Some health systems voiced support for the new measures.
Penn State Health spokeswoman Barbara Schindo said hospital leaders hope they “will stem the tide of infections and enable health care systems to better manage the ongoing crisis in our region while we keep caring for all of our patients — those with COVID and those facing other challenges to their health.
“In the meantime, we encourage every citizen of our Commonwealth to wear a mask, wash your hands and follow social distancing guidelines,” Schindo said in an email. “There is perhaps no greater gift we can give to each other during this uncertain time.”
Temple University Health System released a statement thanking the governor and the health secretary.
“We know that wearing masks and social distancing are effective in curbing the spread of COVID-19,” the statement reads. “We encourage everyone to take these and other preventive measures to protect their own health, the health of frontline workers, and the health of everyone in their community.”
Geisinger health system was quick to warn people about the risk of ICUs filling up, especially at hospitals in rural areas where there are fewer beds and case rates are higher than average.

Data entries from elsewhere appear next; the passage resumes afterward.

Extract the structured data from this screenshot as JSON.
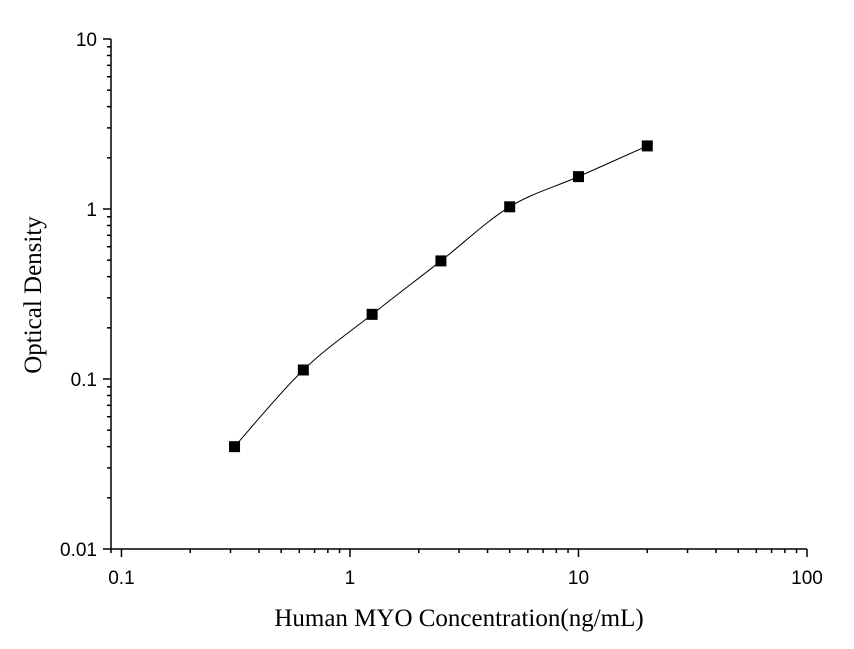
{
  "chart_data": {
    "type": "scatter",
    "xlabel": "Human MYO  Concentration(ng/mL)",
    "ylabel": "Optical Density",
    "x_scale": "log",
    "y_scale": "log",
    "xlim": [
      0.09,
      100
    ],
    "ylim": [
      0.01,
      10
    ],
    "x_ticks": [
      0.1,
      1,
      10,
      100
    ],
    "x_tick_labels": [
      "0.1",
      "1",
      "10",
      "100"
    ],
    "y_ticks": [
      0.01,
      0.1,
      1,
      10
    ],
    "y_tick_labels": [
      "0.01",
      "0.1",
      "1",
      "10"
    ],
    "grid": false,
    "marker": "square",
    "line": "smooth-fit",
    "x": [
      0.3125,
      0.625,
      1.25,
      2.5,
      5,
      10,
      20
    ],
    "y": [
      0.04,
      0.113,
      0.24,
      0.495,
      1.03,
      1.55,
      2.35
    ]
  }
}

CEO Dr. Jaewon Ryu said the temporary measures will help to keep beds open in ICUs.
The measures also garnered support from health care groups such as the Pennsylvania Health Access Network, Healthcare Pennsylvania, and the Pennsylvania Health Law Project, where executive director Laval Miller-Wilson said the state is at “a critical point.”
“The holiday season — with colder weather, more indoor gatherings and families traveling — is a virus’ friend,” Miller-Wilson wrote. “Following science-based public health measures and guidelines must be our focus now and in the weeks to come.”
Some health systems stopped short of commenting on the recent measures. York County-based WellSpan Health provided this statement: “As we continue to respond to a steep increase in patients requiring treatment for COVID-19, now is the time to slow the spread of the virus — before it overwhelms our healthcare heroes, and we aren’t able to fulfill our mission to the community. Before our hospitals can’t care for one more person: Wear a mask. Wash your hands. Stand six feet away from others.”
University of Pittsburgh Medical Center declined to provide a comment.